Some literature suggests that WMH burden only partially explains why AA patients experience different manifestations of cerebral SVD, including post-stroke cognitive impairment [27,28]. A recent study by El Husseini et al. [29], suggests that the prevalence of cognitive impairment secondary to small vessel stroke is increased in AA patients because of an alteration in systemic immune function. Both cognitive function and serum inflammatory/ endothelial dysfunction biomarkers were measured at least six weeks post-stroke in a small cohort of AA patients. Of the biomarkers analyzed, chronic elevation of vascular cadherin adhesion molecule-1 (VCAM-1) was independently associated with a decline in post-stroke cognitive function and an increase in WMH volume. These findings support previous evidence which demonstrated that serum VCAM-1 levels remain elevated in AA patients for at least six weeks after lacunar infarct [30]. These chronic elevations in VCAM-1 suggest that VCAM-1 plays a role in modifying the response at the endothelial level in response to vascular risk factors. These findings indicate that AA patients experience a prolonged and ineffective immune resolution during the chronic phase of stroke recovery.

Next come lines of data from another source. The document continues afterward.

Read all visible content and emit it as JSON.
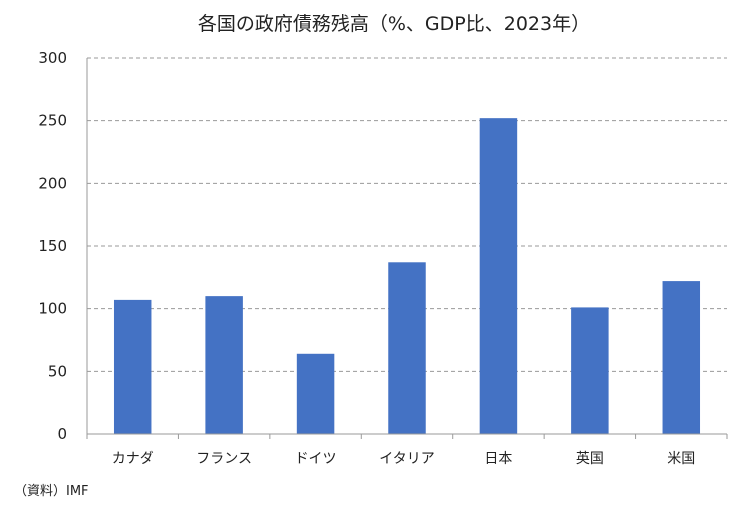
{
  "chart_data": {
    "type": "bar",
    "title": "各国の政府債務残高（%、GDP比、2023年）",
    "categories": [
      "カナダ",
      "フランス",
      "ドイツ",
      "イタリア",
      "日本",
      "英国",
      "米国"
    ],
    "values": [
      107,
      110,
      64,
      137,
      252,
      101,
      122
    ],
    "ylim": [
      0,
      300
    ],
    "yticks": [
      0,
      50,
      100,
      150,
      200,
      250,
      300
    ],
    "grid": true,
    "legend": "none",
    "colors": {
      "bar": "#4472C4"
    }
  },
  "source": "（資料）IMF"
}
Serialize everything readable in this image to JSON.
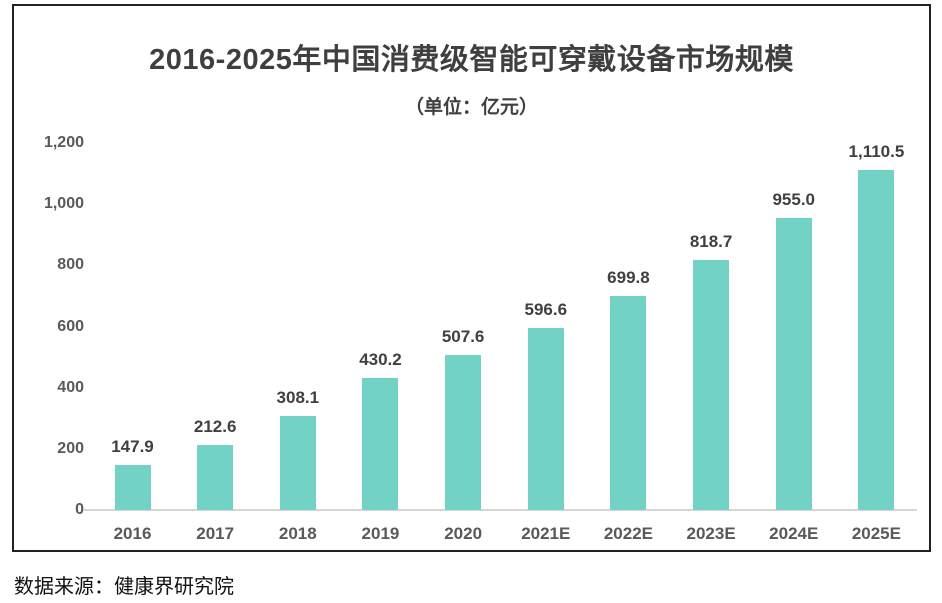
{
  "chart": {
    "title": "2016-2025年中国消费级智能可穿戴设备市场规模",
    "subtitle": "（单位：亿元）"
  },
  "chart_data": {
    "type": "bar",
    "title": "2016-2025年中国消费级智能可穿戴设备市场规模",
    "subtitle": "（单位：亿元）",
    "xlabel": "",
    "ylabel": "",
    "categories": [
      "2016",
      "2017",
      "2018",
      "2019",
      "2020",
      "2021E",
      "2022E",
      "2023E",
      "2024E",
      "2025E"
    ],
    "values": [
      147.9,
      212.6,
      308.1,
      430.2,
      507.6,
      596.6,
      699.8,
      818.7,
      955.0,
      1110.5
    ],
    "value_labels": [
      "147.9",
      "212.6",
      "308.1",
      "430.2",
      "507.6",
      "596.6",
      "699.8",
      "818.7",
      "955.0",
      "1,110.5"
    ],
    "ylim": [
      0,
      1200
    ],
    "yticks": [
      0,
      200,
      400,
      600,
      800,
      1000,
      1200
    ],
    "ytick_labels": [
      "0",
      "200",
      "400",
      "600",
      "800",
      "1,000",
      "1,200"
    ],
    "grid": false,
    "legend": false,
    "bar_color": "#71d2c5"
  },
  "source": {
    "text": "数据来源：健康界研究院"
  },
  "colors": {
    "bar": "#71d2c5",
    "title_text": "#3f3f3f",
    "axis_text": "#595959",
    "value_text": "#404040",
    "card_border": "#222222",
    "baseline": "#d6d6d6",
    "background": "#ffffff"
  }
}
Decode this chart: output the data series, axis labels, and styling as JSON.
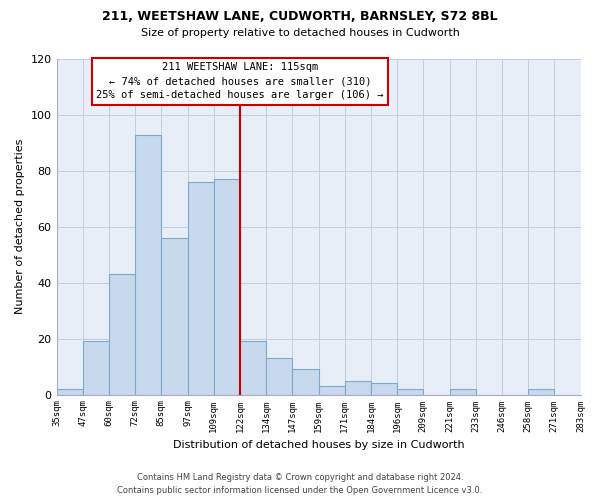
{
  "title_line1": "211, WEETSHAW LANE, CUDWORTH, BARNSLEY, S72 8BL",
  "title_line2": "Size of property relative to detached houses in Cudworth",
  "xlabel": "Distribution of detached houses by size in Cudworth",
  "ylabel": "Number of detached properties",
  "bar_labels": [
    "35sqm",
    "47sqm",
    "60sqm",
    "72sqm",
    "85sqm",
    "97sqm",
    "109sqm",
    "122sqm",
    "134sqm",
    "147sqm",
    "159sqm",
    "171sqm",
    "184sqm",
    "196sqm",
    "209sqm",
    "221sqm",
    "233sqm",
    "246sqm",
    "258sqm",
    "271sqm",
    "283sqm"
  ],
  "bar_values": [
    2,
    19,
    43,
    93,
    56,
    76,
    77,
    19,
    13,
    9,
    3,
    5,
    4,
    2,
    0,
    2,
    0,
    0,
    2,
    0
  ],
  "bar_color": "#c8d8ed",
  "bar_edge_color": "#7aabcc",
  "vline_x": 7,
  "vline_color": "#cc0000",
  "annotation_title": "211 WEETSHAW LANE: 115sqm",
  "annotation_line1": "← 74% of detached houses are smaller (310)",
  "annotation_line2": "25% of semi-detached houses are larger (106) →",
  "annotation_box_color": "#ffffff",
  "annotation_box_edge": "#cc0000",
  "ylim": [
    0,
    120
  ],
  "yticks": [
    0,
    20,
    40,
    60,
    80,
    100,
    120
  ],
  "footer_line1": "Contains HM Land Registry data © Crown copyright and database right 2024.",
  "footer_line2": "Contains public sector information licensed under the Open Government Licence v3.0.",
  "background_color": "#ffffff",
  "plot_bg_color": "#e8eef8",
  "grid_color": "#c0cce0"
}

Our study is not without limitations. First, this study was a secondary analysis of trial participants within PREMIERS; therefore, the generalizability to the US population may be reduced. Second, although the study took steps to measure PD, there may be other unmeasured confounders, such as socioeconomic background. Finally, the data presented only reflect those of either white or AA race/ethnicity. We are therefore unable to extrapolate the data to other races. However, our study differs from previous trials in unique ways. First, periodontal disease was included as an additional vascular risk factor for ischemic stroke. The data presented in this study were collected as part of the screening process for the PREMIERS trial [12], which prospectively investigated the effect of periodontal treatment on recurrent stroke risk. According to the CDC [31], severe periodontal disease is most common in Mexican Americans and non-Hispanic Black adults. This substantiates the idea that periodontal disease may be an additional factor contributing to SVD. Our study adds to the much-needed body of evidence that suggests known differences in SVD across racial-ethnic groups or geography [32].
CONCLUSIONS
In summary, our study demonstrates that the prevalence of cerebral SVD is higher in AA patients with prior stroke/ TIA versus their white counterparts. AA patients are more likely to suffer from moderate-severe white matter disease and cerebral microbleeds, resulting in increased risk for ischemic stroke. This may be explained partially by an increased prevalence of vascular risk factors and periodontal disease, leading to endothelial dysfunction and ineffective immune responses. Future studies could be aimed at investigating the association between racial- ethnical differences and post-stroke cognitive impairment.